The document presents a novel algorithm for maximum-likelihood template matching developed by Clark F. Olson at NASA's Jet Propulsion Laboratory. This algorithm significantly improves the detection of gray-scale and binary templates in digital images, addressing limitations found in prior template-matching methods that primarily relied on sum-of-squared-differences measures.

Key features of the algorithm include robust matching performance, subpixel localization, estimation of uncertainty, and optimal selection of features for tracking. The algorithm is particularly useful in applications such as object recognition, stereoscopic ranging, and tracking moving objects. It operates by generating a likelihood function that assigns probabilities to potential template positions within an image, allowing for the identification of the most likely template location based on a specified threshold of matching uncertainty.
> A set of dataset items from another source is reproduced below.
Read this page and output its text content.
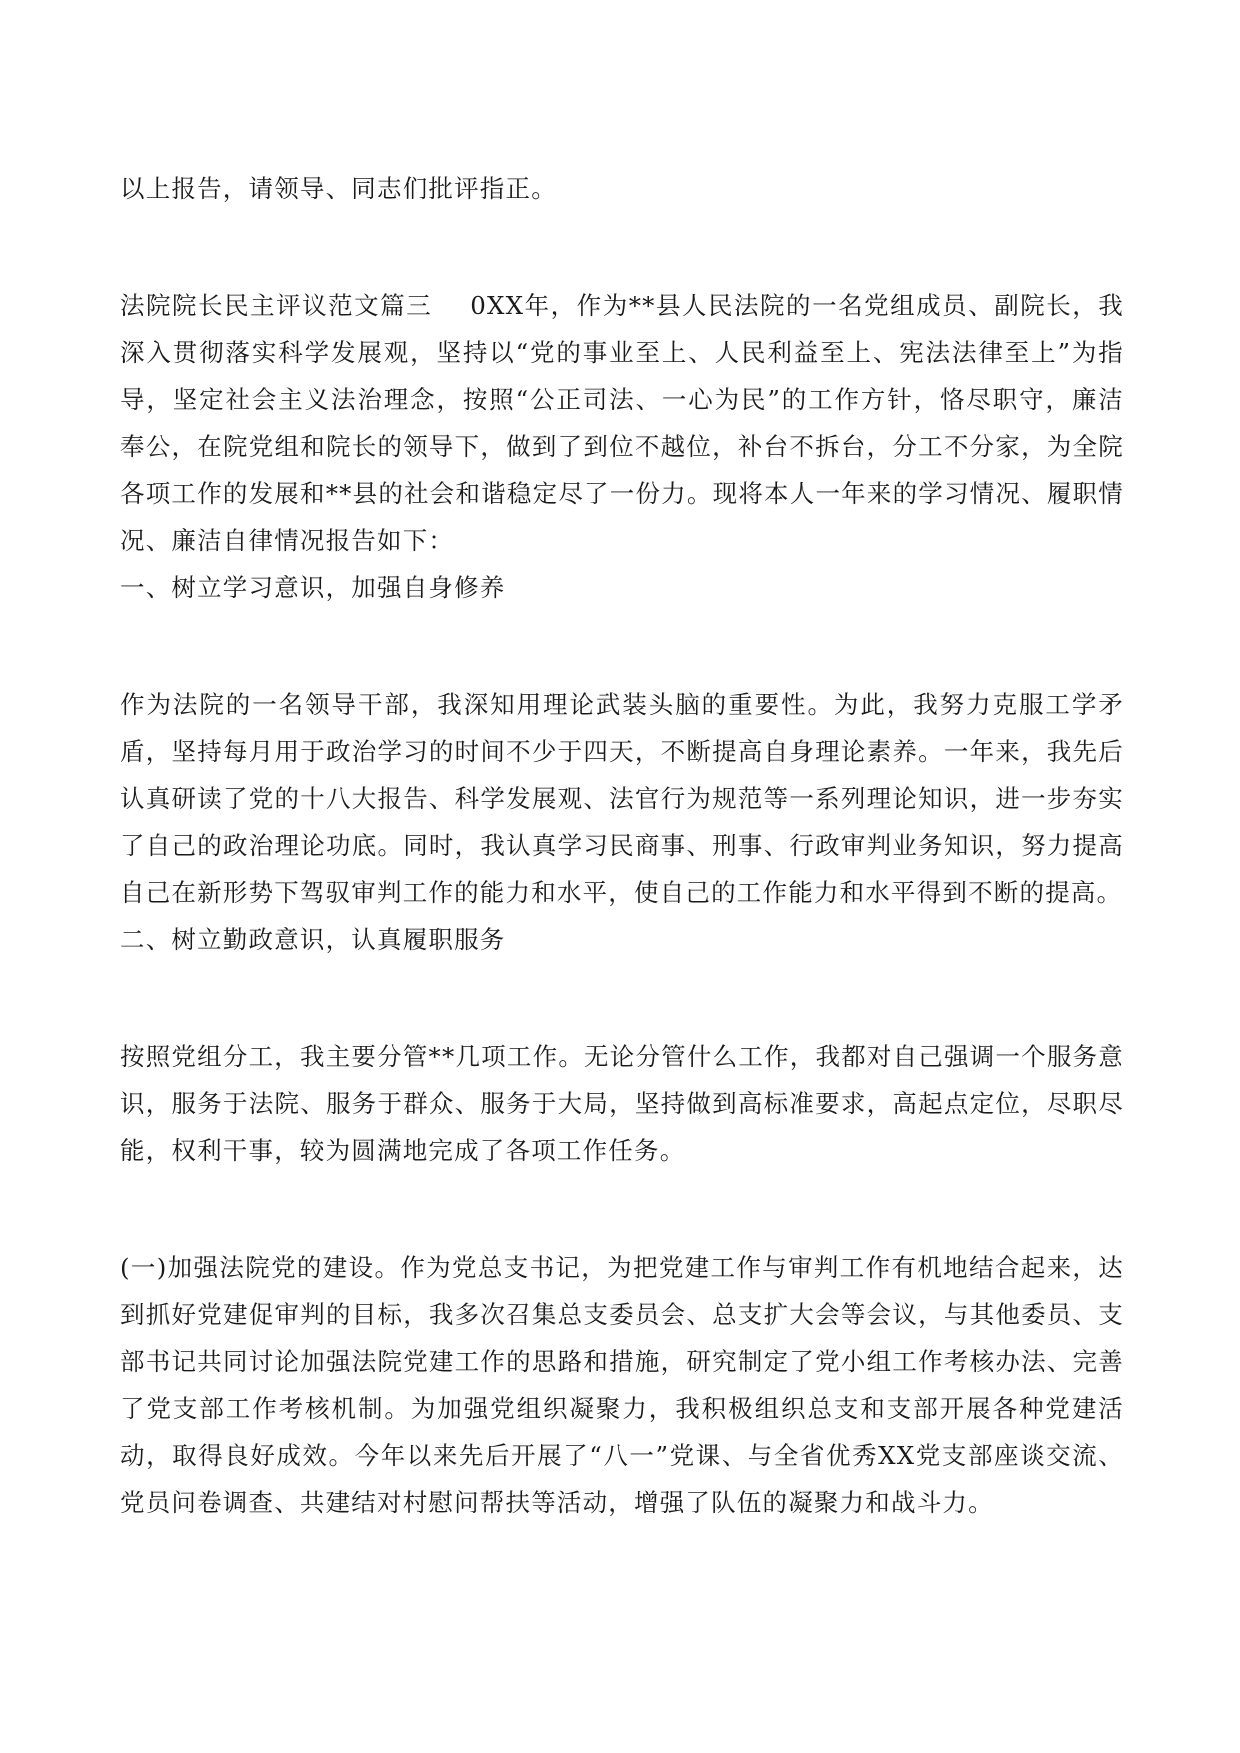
以上报告，请领导、同志们批评指正。

法院院长民主评议范文篇三 0XX年，作为**县人民法院的一名党组成员、副院长，我深入贯彻落实科学发展观，坚持以“党的事业至上、人民利益至上、宪法法律至上”为指导，坚定社会主义法治理念，按照“公正司法、一心为民”的工作方针，恪尽职守，廉洁奉公，在院党组和院长的领导下，做到了到位不越位，补台不拆台，分工不分家，为全院各项工作的发展和**县的社会和谐稳定尽了一份力。现将本人一年来的学习情况、履职情况、廉洁自律情况报告如下：

一、树立学习意识，加强自身修养

作为法院的一名领导干部，我深知用理论武装头脑的重要性。为此，我努力克服工学矛盾，坚持每月用于政治学习的时间不少于四天，不断提高自身理论素养。一年来，我先后认真研读了党的十八大报告、科学发展观、法官行为规范等一系列理论知识，进一步夯实了自己的政治理论功底。同时，我认真学习民商事、刑事、行政审判业务知识，努力提高自己在新形势下驾驭审判工作的能力和水平，使自己的工作能力和水平得到不断的提高。

二、树立勤政意识，认真履职服务

按照党组分工，我主要分管**几项工作。无论分管什么工作，我都对自己强调一个服务意识，服务于法院、服务于群众、服务于大局，坚持做到高标准要求，高起点定位，尽职尽能，权利干事，较为圆满地完成了各项工作任务。

(一)加强法院党的建设。作为党总支书记，为把党建工作与审判工作有机地结合起来，达到抓好党建促审判的目标，我多次召集总支委员会、总支扩大会等会议，与其他委员、支部书记共同讨论加强法院党建工作的思路和措施，研究制定了党小组工作考核办法、完善了党支部工作考核机制。为加强党组织凝聚力，我积极组织总支和支部开展各种党建活动，取得良好成效。今年以来先后开展了“八一”党课、与全省优秀XX党支部座谈交流、党员问卷调查、共建结对村慰问帮扶等活动，增强了队伍的凝聚力和战斗力。
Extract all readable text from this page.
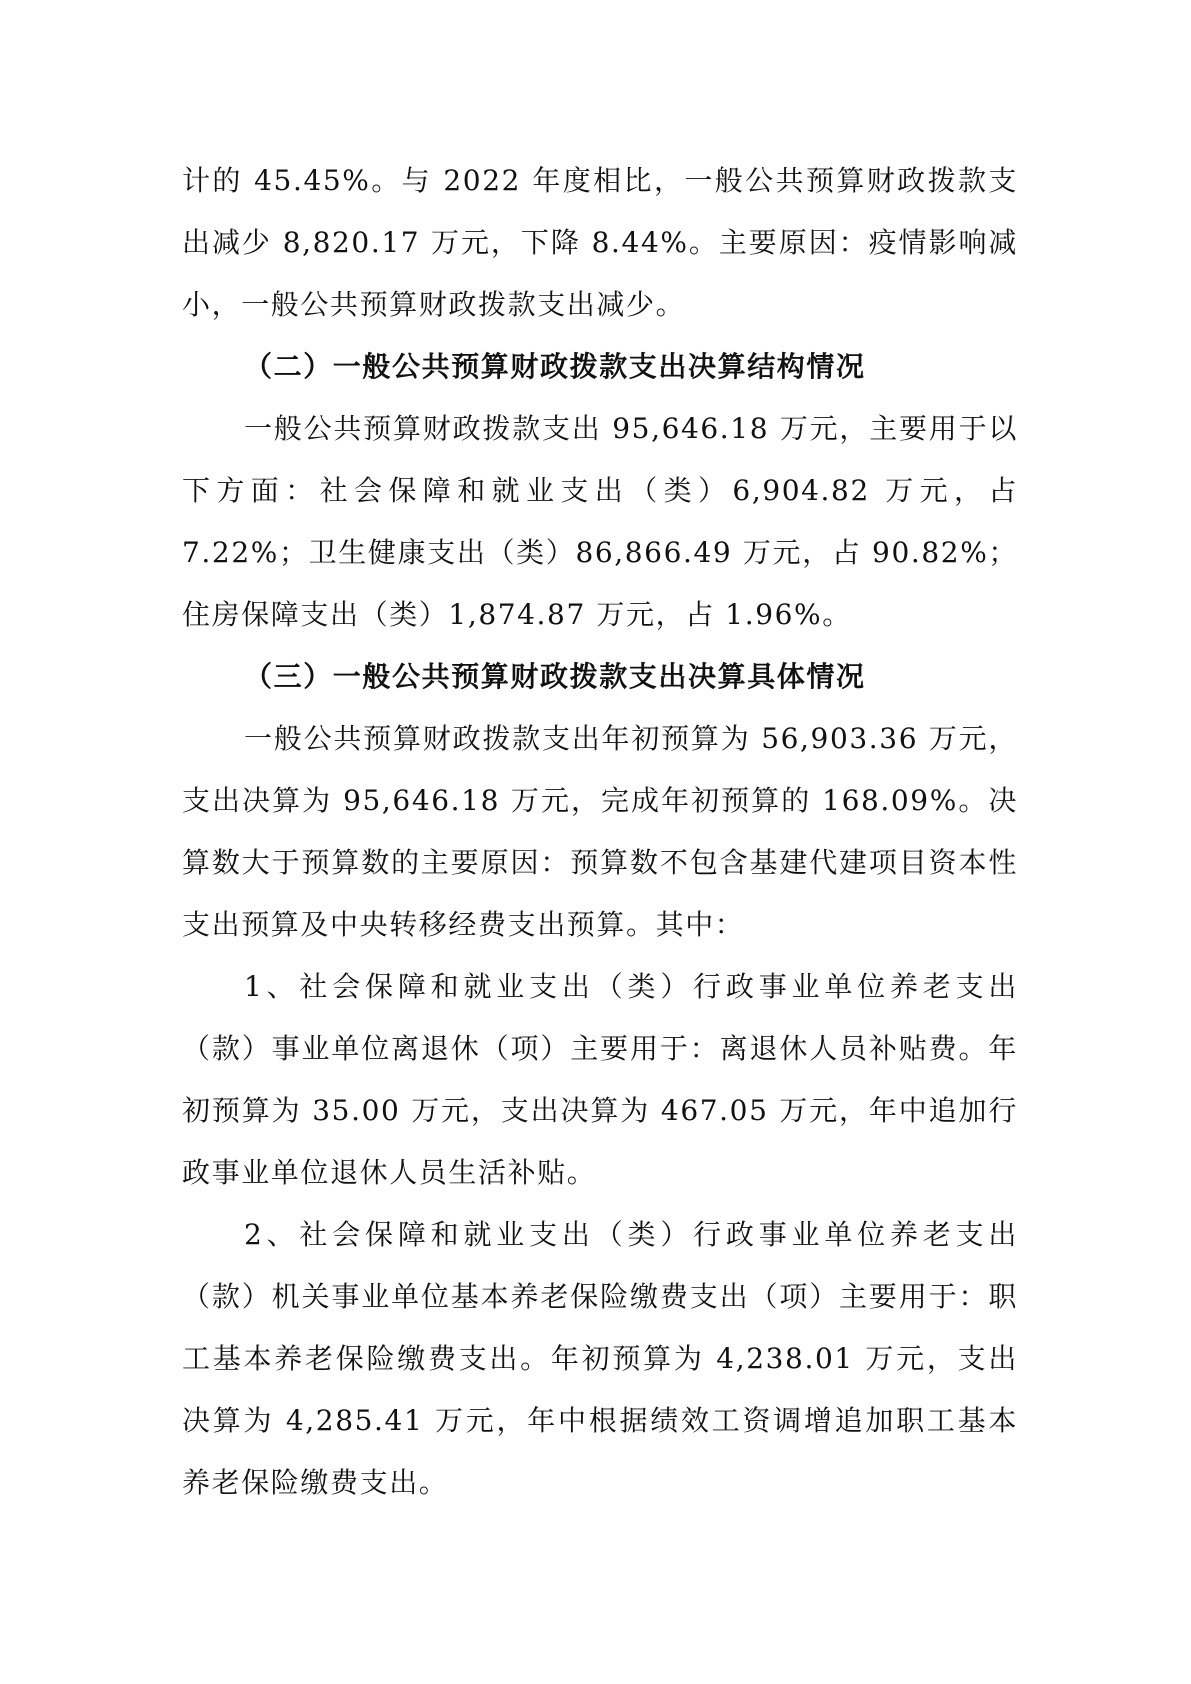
计的 45.45%。与 2022 年度相比，一般公共预算财政拨款支出减少 8,820.17 万元，下降 8.44%。主要原因：疫情影响减小，一般公共预算财政拨款支出减少。

（二）一般公共预算财政拨款支出决算结构情况

一般公共预算财政拨款支出 95,646.18 万元，主要用于以下方面：社会保障和就业支出（类）6,904.82 万元，占 7.22%；卫生健康支出（类）86,866.49 万元，占 90.82%；住房保障支出（类）1,874.87 万元，占 1.96%。

（三）一般公共预算财政拨款支出决算具体情况

一般公共预算财政拨款支出年初预算为 56,903.36 万元，支出决算为 95,646.18 万元，完成年初预算的 168.09%。决算数大于预算数的主要原因：预算数不包含基建代建项目资本性支出预算及中央转移经费支出预算。其中：

1、社会保障和就业支出（类）行政事业单位养老支出（款）事业单位离退休（项）主要用于：离退休人员补贴费。年初预算为 35.00 万元，支出决算为 467.05 万元，年中追加行政事业单位退休人员生活补贴。

2、社会保障和就业支出（类）行政事业单位养老支出（款）机关事业单位基本养老保险缴费支出（项）主要用于：职工基本养老保险缴费支出。年初预算为 4,238.01 万元，支出决算为 4,285.41 万元，年中根据绩效工资调增追加职工基本养老保险缴费支出。
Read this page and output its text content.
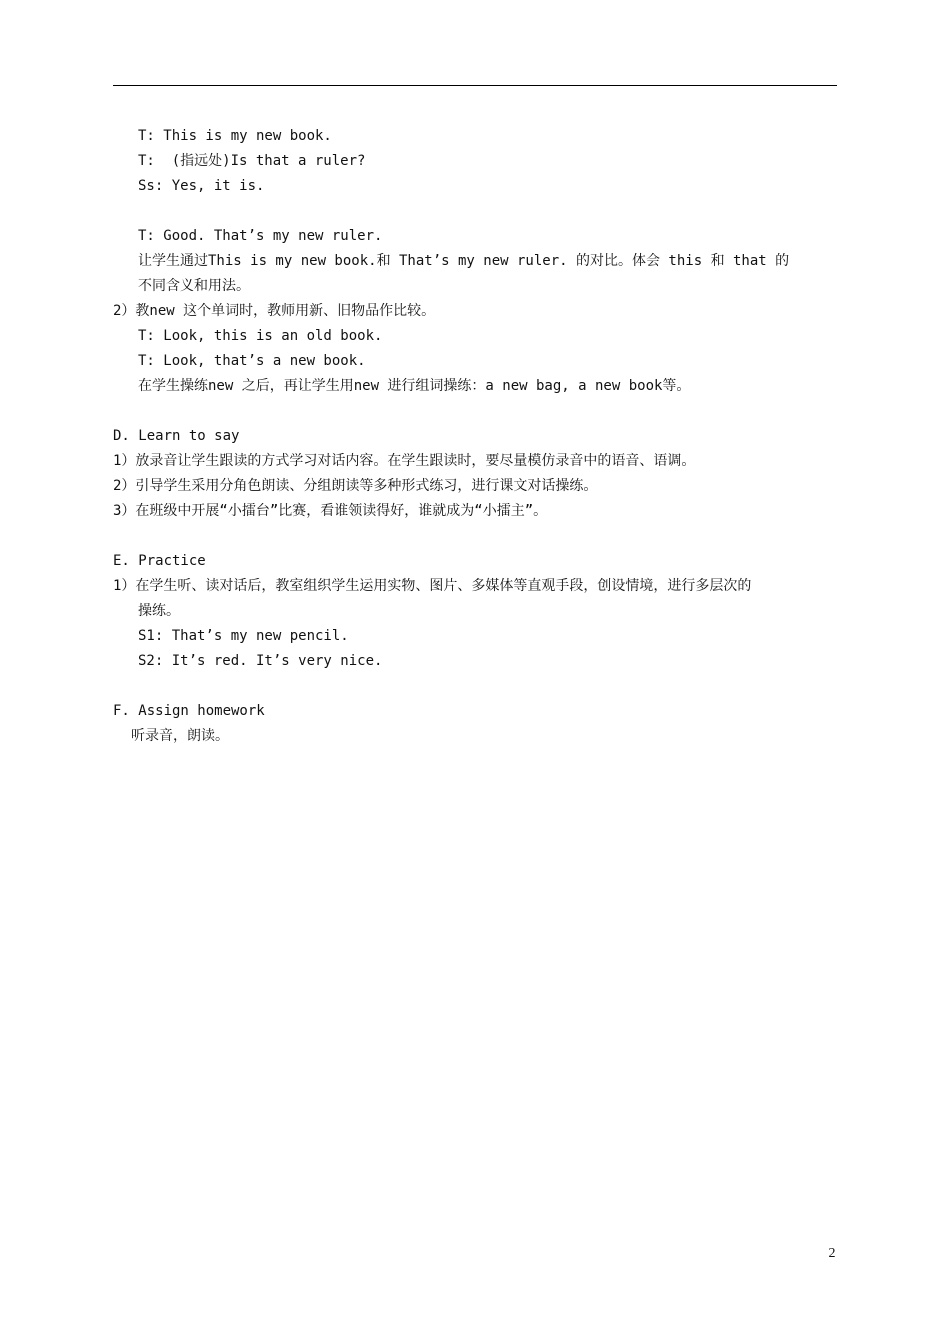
T: This is my new book.
T:  (指远处)Is that a ruler?
Ss: Yes, it is.
T: Good. That’s my new ruler.
让学生通过This is my new book.和 That’s my new ruler. 的对比。体会 this 和 that 的
不同含义和用法。
2）教new 这个单词时，教师用新、旧物品作比较。
T: Look, this is an old book.
T: Look, that’s a new book.
在学生操练new 之后，再让学生用new 进行组词操练：a new bag, a new book等。
D. Learn to say
1）放录音让学生跟读的方式学习对话内容。在学生跟读时，要尽量模仿录音中的语音、语调。
2）引导学生采用分角色朗读、分组朗读等多种形式练习，进行课文对话操练。
3）在班级中开展“小擂台”比赛，看谁领读得好，谁就成为“小擂主”。
E. Practice
1）在学生听、读对话后，教室组织学生运用实物、图片、多媒体等直观手段，创设情境，进行多层次的
操练。
S1: That’s my new pencil.
S2: It’s red. It’s very nice.
F. Assign homework
听录音，朗读。
2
The algorithm employs a multi-resolution search technique that efficiently narrows down potential template positions without the need to evaluate every possibility explicitly. This involves dividing the search space into rectilinear cells, testing them for likelihood, and recursively examining promising cells while pruning those that do not meet the acceptance criteria. This approach enhances computational efficiency while maintaining accuracy in template detection.

Additionally, the algorithm incorporates a method for estimating the probability of failure in detecting the correct template position, which is crucial for applications requiring high reliability, such as autonomous vehicle navigation. By integrating the likelihood function under the peak of the most likely position and comparing it to the likelihood in the rest of the pose space, the algorithm provides a measure of confidence in its detections.

The document emphasizes the algorithm's robustness and efficiency, making it suitable for real-time applications in complex environments. The work was motivated by the need to improve feature tracking for visual navigation in autonomous systems, showcasing its potential impact on future technologies.

Overall, this advancement in template matching represents a significant step forward in image processing, with implications for various fields, including robotics, computer vision, and remote sensing. The algorithm's ability to handle uncertainty and optimize feature selection positions it as a valuable tool for researchers and engineers working with digital imagery.